Marina is Scarcely Rotting Away

Recent letters in the Alameda Sun have insinuated that the Alameda Marina is rotting away into nothing. The authors of these letters state that nothing will be lost by putting housing on the property.

Nothing could be further from the truth. I’ve been a tenant in past years and was a tenant until quite recently.

On my last day of tenure this month, before hauling my boat trailer off to its new home in Richmond. I walked the marina from one end to the other. I counted every single boat in every single dry-berth slot. I counted every RV that’s parked there. I walked the docks and counted every single boat in every single slip. It took about two hours to do this, because there are a LOT of boats in the Alameda Marina.

As of mid-January 2016, there were 382 currently-occupied dry-berth slots at the Alameda Marina and 262 of those are boats on trailers, the rest are RV’s or trucks and trailers. 

I personally know a significant number of those boat owners. They sail these boats at least monthly, some quite a bit more than that. The Alameda Marina is not just a “storage lot” which can be moved out to Manteca or Fresno. There are also 315 boats in “wet storage;” meaning at a slip, in the water.

These numbers — a total of 679 — has a wiggle room of 1 or 2 percent. For example, a boat might have been out sailing when I walked the docks, so that boat wouldn’t have been counted.

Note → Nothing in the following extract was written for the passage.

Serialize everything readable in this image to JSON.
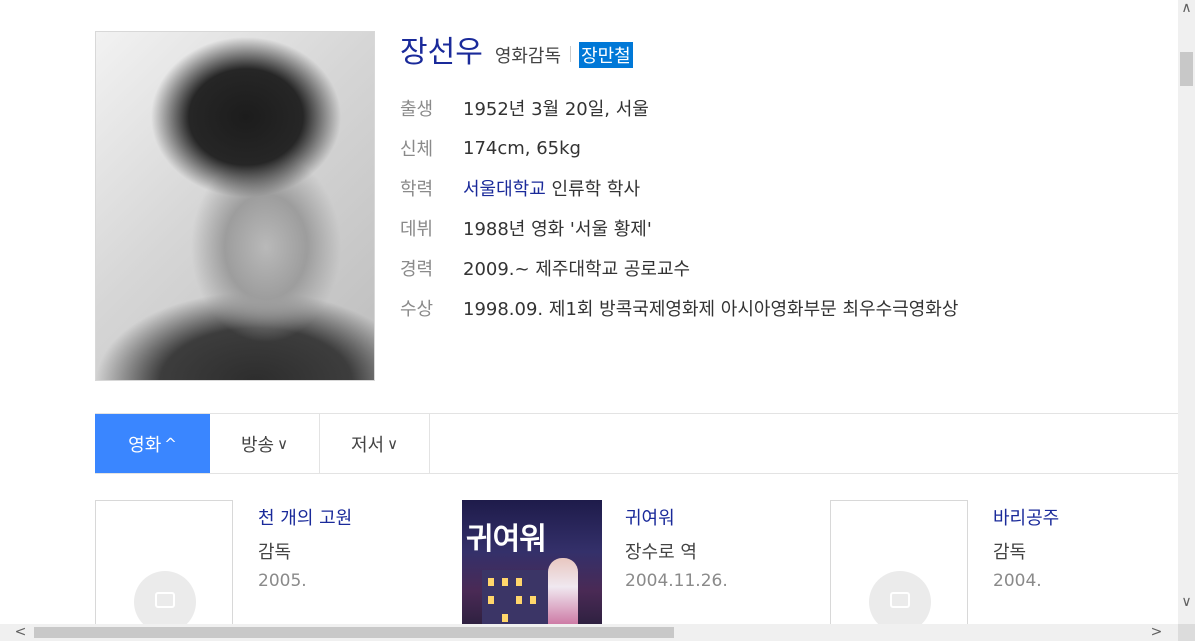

This is hardly a rotting-away, unused facility. If it’s “rotting away” then how is it that Pacific Shops has just invested some $500,000 in marina infrastructure, as part of the terms of the tidelands lease with the city?

There are almost two dozen lively, active businesses in the Alameda Marina as I write this. There are two sailmakers, a print shop, an Aikido school, a golf shop and a company that specializes in marine corrosion control. In addition there’s a woodworker and a company that does top-side boat maintenance. 

There are two construction companies and incredibly, a company that makes research submarines. Yes, that’s right, research submarines. 

If you don’t believe me, just go down there and look for yourself. The address is 1815 Clement Ave. It’s open during daylight hours, you can just walk in or drive in and park. Some people are pushing the idea that there is no public access. This is just preposterous. There are businesses in that marina. The Alameda Marina has to remain open so those businesses can function. The Alameda Marina has been open to the public for 50 years and must remain open.